Regents approved the refinancing of Lawson Court apartment complex through Oklahoma’s Master Lease Program, which allows state agencies to finance qualifying projects. Because of lower interest rates, USAO will pay an estimated $90,000 less per year in interest, saving more than $1.8 million over the remaining 20 years on the $11.8 million balance. Lawson Court was built in 2001 by the USAO Foundation Student Housing LLC.
As required by law, USAO will undergo a routine independent financial audit this year. Regents approved a contract for $16,450 with Casey Russell, CPA Inc. after requesting proposals from 22 firms.
Regents elected a new chair for the coming year and expressed thanks to outgoing Chairwoman Leslie Hudson, an Oklahoma City physician. The new chair is Regent Molly Tolbert, an Oklahoma City attorney.
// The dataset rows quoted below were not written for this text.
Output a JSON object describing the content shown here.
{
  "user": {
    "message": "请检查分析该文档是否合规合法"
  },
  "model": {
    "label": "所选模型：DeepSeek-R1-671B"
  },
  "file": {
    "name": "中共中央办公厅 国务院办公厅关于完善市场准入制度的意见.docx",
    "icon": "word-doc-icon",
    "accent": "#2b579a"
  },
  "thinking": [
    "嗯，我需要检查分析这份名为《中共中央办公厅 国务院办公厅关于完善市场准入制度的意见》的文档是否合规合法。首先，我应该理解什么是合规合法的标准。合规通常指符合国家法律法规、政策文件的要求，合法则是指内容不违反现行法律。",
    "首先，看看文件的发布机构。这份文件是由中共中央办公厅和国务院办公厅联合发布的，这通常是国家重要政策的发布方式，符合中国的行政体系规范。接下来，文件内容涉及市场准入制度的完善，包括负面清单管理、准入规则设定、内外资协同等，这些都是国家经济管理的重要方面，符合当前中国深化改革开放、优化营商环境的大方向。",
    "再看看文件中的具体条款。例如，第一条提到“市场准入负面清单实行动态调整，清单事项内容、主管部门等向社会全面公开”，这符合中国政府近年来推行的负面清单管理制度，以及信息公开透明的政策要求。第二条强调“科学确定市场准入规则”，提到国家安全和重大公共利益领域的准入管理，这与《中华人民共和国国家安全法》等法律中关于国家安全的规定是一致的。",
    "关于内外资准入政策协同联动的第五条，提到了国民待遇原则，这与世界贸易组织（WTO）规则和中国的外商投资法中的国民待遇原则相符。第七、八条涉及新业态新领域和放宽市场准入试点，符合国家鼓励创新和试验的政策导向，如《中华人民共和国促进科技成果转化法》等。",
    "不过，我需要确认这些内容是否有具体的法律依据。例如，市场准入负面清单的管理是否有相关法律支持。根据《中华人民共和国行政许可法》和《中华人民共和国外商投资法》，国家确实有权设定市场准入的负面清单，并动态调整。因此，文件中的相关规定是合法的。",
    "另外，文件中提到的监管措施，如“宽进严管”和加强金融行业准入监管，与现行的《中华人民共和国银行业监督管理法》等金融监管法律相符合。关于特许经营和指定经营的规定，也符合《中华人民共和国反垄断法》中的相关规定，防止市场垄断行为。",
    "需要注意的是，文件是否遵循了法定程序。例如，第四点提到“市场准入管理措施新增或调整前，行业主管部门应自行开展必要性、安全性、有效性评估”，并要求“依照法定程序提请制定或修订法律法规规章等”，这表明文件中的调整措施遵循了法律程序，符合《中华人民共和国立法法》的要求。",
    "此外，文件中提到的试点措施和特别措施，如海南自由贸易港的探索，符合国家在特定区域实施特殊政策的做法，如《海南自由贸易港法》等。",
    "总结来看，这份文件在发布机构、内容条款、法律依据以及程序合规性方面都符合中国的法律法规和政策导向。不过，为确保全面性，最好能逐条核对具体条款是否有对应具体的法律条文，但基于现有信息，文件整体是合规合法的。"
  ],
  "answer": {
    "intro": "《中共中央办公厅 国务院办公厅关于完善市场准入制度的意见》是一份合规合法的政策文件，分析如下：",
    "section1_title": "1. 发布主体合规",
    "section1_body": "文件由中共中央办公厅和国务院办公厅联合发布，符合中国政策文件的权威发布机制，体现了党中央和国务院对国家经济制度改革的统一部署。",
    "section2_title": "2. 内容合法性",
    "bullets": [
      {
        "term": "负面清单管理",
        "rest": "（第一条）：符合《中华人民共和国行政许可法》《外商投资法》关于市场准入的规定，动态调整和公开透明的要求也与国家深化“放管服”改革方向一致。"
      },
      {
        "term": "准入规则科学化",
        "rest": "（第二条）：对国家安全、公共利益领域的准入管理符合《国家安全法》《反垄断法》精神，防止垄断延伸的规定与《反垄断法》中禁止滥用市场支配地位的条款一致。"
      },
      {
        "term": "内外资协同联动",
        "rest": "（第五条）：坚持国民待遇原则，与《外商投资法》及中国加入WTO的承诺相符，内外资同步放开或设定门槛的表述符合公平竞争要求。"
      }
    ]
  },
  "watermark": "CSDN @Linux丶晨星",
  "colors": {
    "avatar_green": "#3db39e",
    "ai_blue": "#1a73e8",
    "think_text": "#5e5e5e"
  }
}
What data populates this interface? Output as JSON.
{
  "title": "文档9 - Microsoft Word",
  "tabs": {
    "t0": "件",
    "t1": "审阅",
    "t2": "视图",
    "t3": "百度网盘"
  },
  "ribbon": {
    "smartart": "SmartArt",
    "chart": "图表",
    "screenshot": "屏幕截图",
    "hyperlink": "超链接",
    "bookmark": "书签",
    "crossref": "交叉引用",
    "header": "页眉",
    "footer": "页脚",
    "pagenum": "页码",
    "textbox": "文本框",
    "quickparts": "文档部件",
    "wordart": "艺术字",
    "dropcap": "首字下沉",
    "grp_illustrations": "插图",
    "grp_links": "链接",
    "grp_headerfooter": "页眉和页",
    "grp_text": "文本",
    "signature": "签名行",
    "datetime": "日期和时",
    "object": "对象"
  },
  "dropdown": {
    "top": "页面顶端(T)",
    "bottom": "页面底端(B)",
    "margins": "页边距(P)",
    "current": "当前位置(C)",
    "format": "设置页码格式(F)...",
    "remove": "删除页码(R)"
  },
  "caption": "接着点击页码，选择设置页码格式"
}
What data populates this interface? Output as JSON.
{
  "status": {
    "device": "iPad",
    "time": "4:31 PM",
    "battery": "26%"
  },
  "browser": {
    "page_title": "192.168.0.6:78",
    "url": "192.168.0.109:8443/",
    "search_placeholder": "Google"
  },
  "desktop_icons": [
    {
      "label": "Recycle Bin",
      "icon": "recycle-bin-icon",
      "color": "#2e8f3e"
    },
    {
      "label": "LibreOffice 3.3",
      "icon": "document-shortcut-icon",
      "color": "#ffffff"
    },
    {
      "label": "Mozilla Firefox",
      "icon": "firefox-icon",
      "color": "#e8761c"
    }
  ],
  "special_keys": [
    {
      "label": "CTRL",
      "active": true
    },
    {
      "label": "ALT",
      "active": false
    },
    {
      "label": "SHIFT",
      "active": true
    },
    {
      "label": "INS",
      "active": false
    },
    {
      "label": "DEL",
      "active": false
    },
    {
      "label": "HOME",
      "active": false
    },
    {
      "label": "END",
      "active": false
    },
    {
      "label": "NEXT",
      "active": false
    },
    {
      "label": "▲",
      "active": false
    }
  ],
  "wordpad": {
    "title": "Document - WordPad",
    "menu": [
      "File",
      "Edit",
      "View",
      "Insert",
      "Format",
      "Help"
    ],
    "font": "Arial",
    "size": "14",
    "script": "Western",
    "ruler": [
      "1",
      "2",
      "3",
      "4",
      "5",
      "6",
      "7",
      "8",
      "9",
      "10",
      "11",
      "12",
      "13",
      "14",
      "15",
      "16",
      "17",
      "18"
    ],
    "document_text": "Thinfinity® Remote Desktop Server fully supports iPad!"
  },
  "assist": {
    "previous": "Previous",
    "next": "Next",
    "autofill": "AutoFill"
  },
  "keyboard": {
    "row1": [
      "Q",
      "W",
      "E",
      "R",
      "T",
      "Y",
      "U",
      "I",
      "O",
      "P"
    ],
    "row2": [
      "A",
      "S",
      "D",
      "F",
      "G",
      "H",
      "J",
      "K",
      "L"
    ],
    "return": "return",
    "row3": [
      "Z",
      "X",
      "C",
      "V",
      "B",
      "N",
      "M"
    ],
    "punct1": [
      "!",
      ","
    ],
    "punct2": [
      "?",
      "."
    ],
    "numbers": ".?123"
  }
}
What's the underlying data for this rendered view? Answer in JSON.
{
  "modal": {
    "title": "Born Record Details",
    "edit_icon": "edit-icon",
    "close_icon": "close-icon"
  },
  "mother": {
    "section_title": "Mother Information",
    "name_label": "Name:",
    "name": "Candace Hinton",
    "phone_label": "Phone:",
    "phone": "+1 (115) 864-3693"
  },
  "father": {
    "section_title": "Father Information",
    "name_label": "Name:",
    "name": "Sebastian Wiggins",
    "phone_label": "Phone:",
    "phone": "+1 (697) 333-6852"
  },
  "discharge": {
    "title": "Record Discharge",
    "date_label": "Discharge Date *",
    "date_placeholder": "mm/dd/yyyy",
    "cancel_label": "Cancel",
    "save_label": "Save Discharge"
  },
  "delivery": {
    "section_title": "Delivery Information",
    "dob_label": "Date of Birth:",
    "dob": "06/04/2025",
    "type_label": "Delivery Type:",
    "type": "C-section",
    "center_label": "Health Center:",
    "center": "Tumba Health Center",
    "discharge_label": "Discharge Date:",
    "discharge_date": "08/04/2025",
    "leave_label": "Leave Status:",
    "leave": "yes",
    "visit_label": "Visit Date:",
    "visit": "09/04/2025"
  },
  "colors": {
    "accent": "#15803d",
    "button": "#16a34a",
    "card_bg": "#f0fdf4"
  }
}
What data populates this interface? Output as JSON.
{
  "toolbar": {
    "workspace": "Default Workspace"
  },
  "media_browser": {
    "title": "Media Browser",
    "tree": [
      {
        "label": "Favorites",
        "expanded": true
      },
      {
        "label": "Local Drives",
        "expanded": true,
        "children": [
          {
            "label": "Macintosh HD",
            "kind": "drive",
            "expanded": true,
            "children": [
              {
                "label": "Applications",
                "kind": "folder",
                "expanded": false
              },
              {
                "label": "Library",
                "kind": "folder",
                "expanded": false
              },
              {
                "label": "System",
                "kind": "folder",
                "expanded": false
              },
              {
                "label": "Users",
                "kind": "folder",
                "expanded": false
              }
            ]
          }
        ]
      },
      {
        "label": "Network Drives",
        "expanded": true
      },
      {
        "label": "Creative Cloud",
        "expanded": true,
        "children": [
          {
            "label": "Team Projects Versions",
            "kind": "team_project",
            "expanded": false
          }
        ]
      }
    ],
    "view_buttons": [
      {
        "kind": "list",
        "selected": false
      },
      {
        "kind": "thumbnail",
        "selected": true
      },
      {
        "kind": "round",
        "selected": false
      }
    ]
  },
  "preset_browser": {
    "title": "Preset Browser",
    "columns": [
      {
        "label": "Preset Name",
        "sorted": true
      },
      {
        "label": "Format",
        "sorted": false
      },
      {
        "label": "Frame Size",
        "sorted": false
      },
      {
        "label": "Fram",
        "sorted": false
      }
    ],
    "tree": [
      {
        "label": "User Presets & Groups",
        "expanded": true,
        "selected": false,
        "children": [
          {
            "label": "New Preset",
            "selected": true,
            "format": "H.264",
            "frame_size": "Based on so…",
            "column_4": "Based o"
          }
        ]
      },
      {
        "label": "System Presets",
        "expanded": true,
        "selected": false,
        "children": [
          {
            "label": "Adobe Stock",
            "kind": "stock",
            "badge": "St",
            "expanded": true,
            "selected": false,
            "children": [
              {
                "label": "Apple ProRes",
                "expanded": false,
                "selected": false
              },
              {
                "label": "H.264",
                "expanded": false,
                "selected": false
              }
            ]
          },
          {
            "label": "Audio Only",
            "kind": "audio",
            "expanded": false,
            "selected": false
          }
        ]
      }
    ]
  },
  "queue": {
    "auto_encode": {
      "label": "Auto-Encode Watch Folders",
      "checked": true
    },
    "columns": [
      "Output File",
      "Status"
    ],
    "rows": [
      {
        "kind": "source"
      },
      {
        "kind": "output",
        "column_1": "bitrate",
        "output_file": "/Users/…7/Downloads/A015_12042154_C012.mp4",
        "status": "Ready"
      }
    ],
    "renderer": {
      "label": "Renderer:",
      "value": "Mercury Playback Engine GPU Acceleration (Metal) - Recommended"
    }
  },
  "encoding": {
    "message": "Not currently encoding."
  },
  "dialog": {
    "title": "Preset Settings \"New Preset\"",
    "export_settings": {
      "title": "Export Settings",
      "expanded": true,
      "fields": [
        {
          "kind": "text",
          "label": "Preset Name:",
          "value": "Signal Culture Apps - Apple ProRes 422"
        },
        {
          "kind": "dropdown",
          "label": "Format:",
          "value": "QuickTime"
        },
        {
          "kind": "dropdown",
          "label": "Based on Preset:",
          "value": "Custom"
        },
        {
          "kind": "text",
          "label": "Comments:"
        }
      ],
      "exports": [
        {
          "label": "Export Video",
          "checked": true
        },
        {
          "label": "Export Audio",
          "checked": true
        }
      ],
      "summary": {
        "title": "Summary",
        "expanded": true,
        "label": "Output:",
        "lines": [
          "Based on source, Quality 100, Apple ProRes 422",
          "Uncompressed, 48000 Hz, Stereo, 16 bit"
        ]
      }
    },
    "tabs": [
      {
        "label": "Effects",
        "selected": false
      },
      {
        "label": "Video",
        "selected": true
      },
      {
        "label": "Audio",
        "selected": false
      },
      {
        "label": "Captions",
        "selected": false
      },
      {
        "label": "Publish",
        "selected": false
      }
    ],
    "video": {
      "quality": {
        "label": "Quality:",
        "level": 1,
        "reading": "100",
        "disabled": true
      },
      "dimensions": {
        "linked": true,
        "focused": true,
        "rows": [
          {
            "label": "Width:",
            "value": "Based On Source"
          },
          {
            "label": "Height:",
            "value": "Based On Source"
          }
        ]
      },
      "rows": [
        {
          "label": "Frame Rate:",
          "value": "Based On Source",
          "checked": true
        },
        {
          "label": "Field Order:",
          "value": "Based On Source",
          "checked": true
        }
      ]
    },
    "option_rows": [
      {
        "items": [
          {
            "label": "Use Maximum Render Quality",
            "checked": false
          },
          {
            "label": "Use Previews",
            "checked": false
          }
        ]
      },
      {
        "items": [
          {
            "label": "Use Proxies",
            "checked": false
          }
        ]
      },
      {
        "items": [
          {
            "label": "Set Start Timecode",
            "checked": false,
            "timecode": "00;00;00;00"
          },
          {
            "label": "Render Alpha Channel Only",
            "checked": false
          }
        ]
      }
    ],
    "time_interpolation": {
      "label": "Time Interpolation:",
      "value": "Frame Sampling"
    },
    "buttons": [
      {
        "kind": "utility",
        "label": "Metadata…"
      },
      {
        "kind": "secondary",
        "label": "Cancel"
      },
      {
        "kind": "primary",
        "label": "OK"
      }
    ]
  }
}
Vice chair for 2011-12 is Regent John Nelson, a Chickasha attorney. Secretary is Regent Hilary Kitz of Tulsa.
Also in the meeting, Regents Chair Leslie Hudson presented the Staff Employee of the Year Award to Monica Park, who manages Lawson Court apartments on campus. Park was praised for her leadership among staff and students following the recent tornado that left nearly 25 students homeless and killed one young alum. Park was named earlier in the year to receive the Regents Staff Achievement Award. Each of the winners of that quarterly award qualifies to be chosen as Employee of the Year.
In personnel matters, the board approved the appointments of two faculty members and three staff members.
Dr. James Finck was appointed as assistant professor of history, effective this fall. Finck earned a bachelor’s degree in history from the College of William and Mary, his master’s from Virginia Poytechnic Institute and State University and his doctorate from the University of Arkansas. He comes from the faculty of the University of Texas-Pan American.
James Vaughan will join USAO’s faculty as instructor in psychology this fall. He earned a bachelor’s and a master of arts degree in psychology from the University of Central Oklahoma. He earned a master of science degree from Oklahoma State University and expects to complete in doctorate in lifespan developmental psychology at OSU this summer.
Michael Ramsbacher joined the USAO staff in late May as chief security officer. He is recently retired from the U.S. Air Force. His last duty station was at Mountain Home Air Force Base in Idaho, where he was security forces manager. He has a bachelor’s degree in criminal justice from Park College in Missouri.
Joseph Evan Ellenburg joined the physical plant staff as a groundskeeper in April. He was previously employed with Halliburton.
Kenny Liles was named a security officer in May. He retired from the federal prison in El Reno, where he was a senior officer. He has a bachelor’s degree in criminal justice from the University of Central Oklahoma and a master’s from Southern Nazarene University.